Al-Hayya memimpin delegasi yang berangkat ke Suriah pada tahun 2022 dan bertemu dengan Assad.
Al-Hayya juga memiliki hubungan baik dengan Iran, Turki, dan Hizbullah.
“Dia seperti Haniyeh, yang seimbang dan fleksibel dan kedua belah pihak tidak melihat kepemimpinannya sebagai sesuatu yang bermasalah,” kata al-Masri.
Peran pemimpin kelompok itu penting dalam menjaga hubungan dengan sekutu Hamas di luar wilayah Palestina dan pilihannya kemungkinan akan dipengaruhi oleh pilihan kelompok itu dalam beberapa hari mendatang.
Al-Masri mengatakan pilihan apa pun harusnya bersifat sementara hingga pemilihan umum di biro politik yang seharusnya dilaksanakan tahun ini tetapi telah tergelincir karena perang.
Pertemuan pimpinan Hamas juga mungkin menjadi rumit karena upaya untuk menghubungi Sinwar, yang tetap berpengaruh dan akan diajak berkonsultasi mengenai pilihan tersebut.
Karena perundingan gencatan senjata gagal, strategi Israel sejauh ini tampaknya hanya memberi kelompok itu beberapa pilihan: menyerah atau melanjutkan perang.
Calon ketiga yang mungkin, kata al-Masri, adalah Nizar Abu Ramadan, yang telah menantang Sinwar untuk peran kepala Gaza, dan dianggap dekat dengan Mashaal.
Perang di Gaza dimulai pada 7 Oktober setelah serangan Hamas yang menewaskan sekitar 1.200 orang.

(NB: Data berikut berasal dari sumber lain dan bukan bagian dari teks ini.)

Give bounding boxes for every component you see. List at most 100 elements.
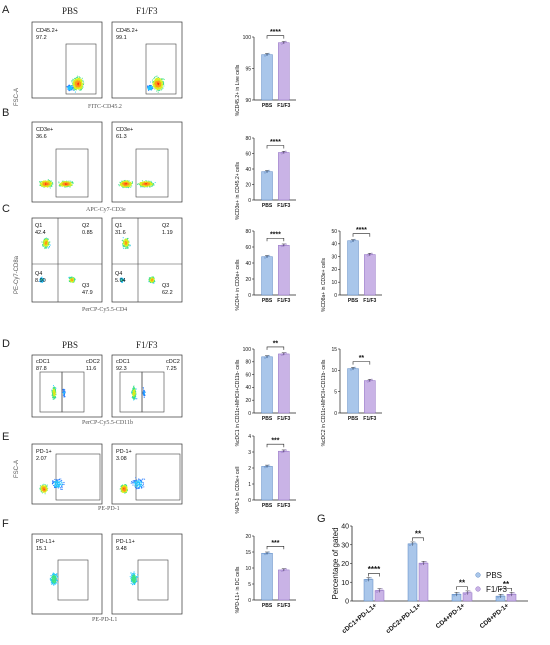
event-cloud (68, 276, 76, 283)
x-tick-label: PBS (348, 298, 359, 304)
data-point (284, 243, 287, 246)
quadrant-value: 8.90 (35, 278, 46, 284)
data-point (267, 52, 271, 55)
quadrant-name: Q2 (162, 223, 169, 229)
data-point (282, 244, 285, 247)
y-tick-label: 0 (248, 198, 251, 204)
data-point (280, 244, 283, 248)
gate-name: CD3e+ (36, 127, 53, 133)
y-axis-title: %PD-1 in CD3e+ cell (235, 466, 241, 513)
data-point (367, 578, 370, 581)
data-point (282, 352, 285, 356)
legend-label: F1/F3 (486, 585, 507, 594)
flow-plot-a-f1f3: CD45.2+99.1 (111, 21, 183, 99)
plot-frame (111, 533, 183, 615)
data-point (369, 577, 373, 580)
gate-value: 7.25 (166, 366, 177, 372)
bar (278, 569, 290, 601)
data-point (263, 171, 267, 174)
event-cloud (39, 276, 45, 283)
y-axis-title: Percentage of gated (331, 527, 340, 599)
y-tick-label: 15 (331, 347, 337, 353)
plot-frame (31, 121, 103, 203)
y-tick-label: 80 (245, 229, 251, 235)
x-tick-label: PBS (262, 103, 273, 109)
data-point (284, 568, 287, 571)
y-tick-label: 40 (331, 242, 337, 248)
event-cloud (39, 179, 54, 189)
data-point (378, 589, 381, 592)
y-tick-label: 80 (245, 360, 251, 366)
data-point (280, 42, 283, 45)
y-tick-label: 30 (331, 254, 337, 260)
gate-value: 99.1 (116, 35, 127, 41)
y-tick-label: 10 (341, 580, 349, 587)
gate-name: cDC1 (36, 359, 50, 365)
x-tick-label: cDC2+PD-L1+ (385, 602, 423, 635)
x-tick-label: PBS (262, 603, 273, 609)
x-tick-label: F1/F3 (363, 416, 376, 422)
gate-box (61, 371, 85, 413)
x-tick-label: cDC1+PD-L1+ (341, 602, 379, 635)
plot-frame (111, 121, 183, 203)
quadrant-name: Q3 (82, 283, 89, 289)
significance-label: **** (356, 227, 367, 234)
x-tick-label: CD4+PD-1+ (435, 602, 467, 630)
y-tick-label: 10 (331, 280, 337, 286)
y-tick-label: 40 (245, 385, 251, 391)
y-tick-label: 0 (334, 411, 337, 417)
data-point (267, 464, 271, 467)
y-tick-label: 40 (245, 261, 251, 267)
quadrant-value: 47.9 (82, 290, 93, 296)
significance-label: ** (359, 355, 365, 362)
y-tick-label: 20 (245, 534, 251, 540)
event-cloud (51, 478, 65, 490)
data-point (263, 552, 267, 556)
gate-box (145, 43, 177, 95)
quadrant-value: 1.19 (162, 230, 173, 236)
y-tick-label: 50 (331, 229, 337, 235)
y-tick-label: 60 (245, 245, 251, 251)
event-cloud (41, 237, 51, 250)
event-cloud (119, 277, 125, 283)
y-tick-label: 40 (341, 524, 349, 531)
data-point (463, 592, 467, 595)
data-point (267, 254, 271, 258)
plot-frame (111, 21, 183, 99)
significance-bracket (266, 145, 285, 149)
y-tick-label: 0 (345, 599, 349, 606)
bar (347, 240, 359, 296)
panel-label-g: G (317, 513, 326, 525)
event-cloud (58, 180, 74, 188)
flow-plot-e-f1f3: PD-1+3.08 (111, 443, 183, 505)
quadrant-name: Q4 (115, 271, 122, 277)
legend-marker (475, 572, 481, 578)
data-point (351, 367, 355, 370)
data-point (370, 252, 373, 255)
data-point (366, 254, 369, 257)
event-cloud (148, 276, 156, 284)
y-tick-label: 0 (248, 498, 251, 504)
significance-bracket (368, 573, 380, 577)
gate-name: PD-L1+ (116, 539, 135, 545)
event-cloud (39, 483, 49, 495)
bar-chart-d1: 0 20 40 60 80 100%cDC1 in CD11c+MHCII+CD11b- … (235, 340, 296, 446)
bar-chart-c1: 0 20 40 60 80 %CD4+ in CD3e+ cells PBS F1/F3 ***… (235, 229, 296, 311)
event-cloud (70, 75, 85, 93)
data-point (510, 593, 513, 596)
bar (261, 171, 273, 201)
panel-label-d: D (2, 338, 10, 350)
col-header-f1f3-bottom: F1/F3 (136, 340, 158, 350)
gate-value: 87.8 (36, 366, 47, 372)
gate-box (57, 559, 89, 601)
y-tick-label: 20 (341, 561, 349, 568)
bar-chart-a: 90 95 100 %CD45.2+ in Live cells PBS F1/F3 ***… (235, 29, 296, 116)
gate-value: 11.6 (86, 366, 96, 372)
significance-bracket (352, 361, 371, 365)
gate-name: CD45.2+ (116, 28, 138, 34)
significance-bracket (412, 537, 424, 541)
quadrant-name: Q1 (115, 223, 122, 229)
quadrant-name: Q3 (162, 283, 169, 289)
data-point (280, 569, 283, 572)
quadrant-value: 62.2 (162, 290, 173, 296)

Kelompok itu juga menyandera 250 orang lainnya. Operasi balasan Israel telah meluluhlantakkan seluruh lingkungan di Gaza dan memaksa sekitar 80 persen penduduk meninggalkan rumah mereka.
Lebih dari 39.000 warga Palestina telah tewas, menurut Kementerian Kesehatan Gaza yang tidak membedakan antara warga sipil dan kombatan dalam penghitungannya.